Right Hands (3)
His absence came with the proliferation of the poetry of marriage. Three weeks and no head or tail of Faruk, only four and a half weddings. Fatima and Abbas in a Kanuri event to surpass all other Kanuri events. Khadijah Dawaki Road and Abdulmajid in a silent affair, for her father adhered to that branch of Islam that found the pageantry of wedding ceremonies an insult to the sacred institution. All she got, that Khadijah, was a solemn affair with men shaking hands over a modest dowry. Then there was Khadijah Usman Close and her soulmate, an older, once-married, twice-shy man whom she would not tire of exclaiming to her friends about, because he promised her a whole house. Could they imagine, she said as they covered her hands with henna and waited for the green paste to dry, could they imagine her in a house filled with the most beautiful of things? The girl had never felt shame for her love of this material world. Then Asabe and Haman, two quiet lovers who, even as the singer at their reception shouted praises of their genealogy, past and future, did not look each other in the eye. Their aunties were more rambunctious, pushing them closer until their shoulders bumped and hands grazed. The half-wedding affair was reserved for Nafisat. Her husband, a Senegalese man, was unable to make the ceremony, and so he sent a representative, someone he knew and trusted in Nigeria. Nafisat’s father was displeased with the arrangement and changed his mind just as the imam arrived and was offered a prayer mat to sit at the center of the gathered kinsfolk. Nafisat’s father had always been flighty, the imam knew, and so he advised that the ceremony commence as planned, except that the signing of the marriage papers be delayed to a later date. Guests ate and drank from the simple morning meal of bread and stew and hot tea, praying for the bride to become a wife another day.

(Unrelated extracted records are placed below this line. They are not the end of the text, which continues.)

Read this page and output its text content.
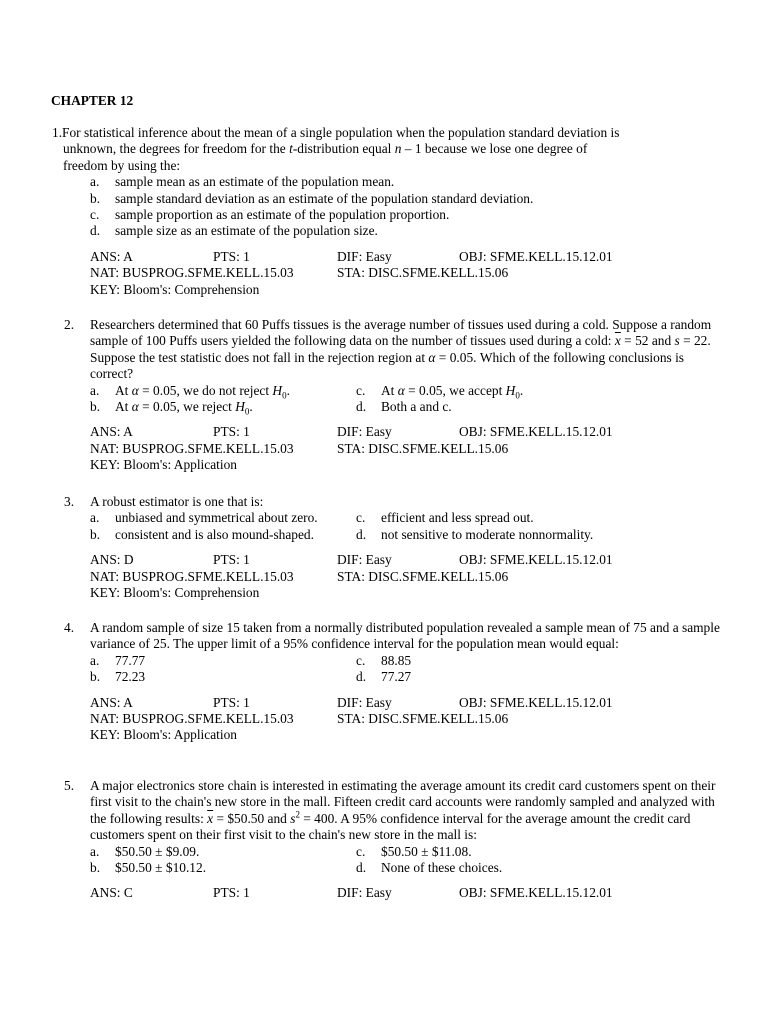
CHAPTER 12
1.For statistical inference about the mean of a single population when the population standard deviation is
unknown, the degrees for freedom for the t-distribution equal n – 1 because we lose one degree of
freedom by using the:
a.	sample mean as an estimate of the population mean.
b.	sample standard deviation as an estimate of the population standard deviation.
c.	sample proportion as an estimate of the population proportion.
d.	sample size as an estimate of the population size.
ANS: A	PTS: 1	DIF: Easy	OBJ: SFME.KELL.15.12.01
NAT: BUSPROG.SFME.KELL.15.03	STA: DISC.SFME.KELL.15.06
KEY: Bloom's: Comprehension
2. Researchers determined that 60 Puffs tissues is the average number of tissues used during a cold. Suppose a random sample of 100 Puffs users yielded the following data on the number of tissues used during a cold: $\overline{x} = 52$ and s = 22. Suppose the test statistic does not fall in the rejection region at α = 0.05. Which of the following conclusions is correct?
a.	At α = 0.05, we do not reject $H_0$.	c.	At α = 0.05, we accept $H_0$.
b.	At α = 0.05, we reject $H_0$.	d.	Both a and c.
ANS: A	PTS: 1	DIF: Easy	OBJ: SFME.KELL.15.12.01
NAT: BUSPROG.SFME.KELL.15.03	STA: DISC.SFME.KELL.15.06
KEY: Bloom's: Application
3. A robust estimator is one that is:
a.	unbiased and symmetrical about zero.	c.	efficient and less spread out.
b.	consistent and is also mound-shaped.	d.	not sensitive to moderate nonnormality.
ANS: D	PTS: 1	DIF: Easy	OBJ: SFME.KELL.15.12.01
NAT: BUSPROG.SFME.KELL.15.03	STA: DISC.SFME.KELL.15.06
KEY: Bloom's: Comprehension
4. A random sample of size 15 taken from a normally distributed population revealed a sample mean of 75 and a sample variance of 25. The upper limit of a 95% confidence interval for the population mean would equal:
a.	77.77	c.	88.85
b.	72.23	d.	77.27
ANS: A	PTS: 1	DIF: Easy	OBJ: SFME.KELL.15.12.01
NAT: BUSPROG.SFME.KELL.15.03	STA: DISC.SFME.KELL.15.06
KEY: Bloom's: Application
5. A major electronics store chain is interested in estimating the average amount its credit card customers spent on their first visit to the chain's new store in the mall. Fifteen credit card accounts were randomly sampled and analyzed with the following results: $\overline{x}$ = $50.50 and $s^2 = 400$. A 95% confidence interval for the average amount the credit card customers spent on their first visit to the chain's new store in the mall is:
a.	$50.50 ± $9.09.	c.	$50.50 ± $11.08.
b.	$50.50 ± $10.12.	d.	None of these choices.
ANS: C	PTS: 1	DIF: Easy	OBJ: SFME.KELL.15.12.01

Each event rang with an omen for Khadijah. She felt that her world was closing up, her friends taken away by a gallant wind of bachelors. She was not anxious that her turn would come, confident that her prayers to God for a marriage, combined with her sincere desire for one, would inevitably lead to such an outcome. Rather, she wondered if it was Faruk. Faruk, whom she liked right now. Faruk, whom she could not resist. He had not visited her since the day he left between them the question of his future marriages.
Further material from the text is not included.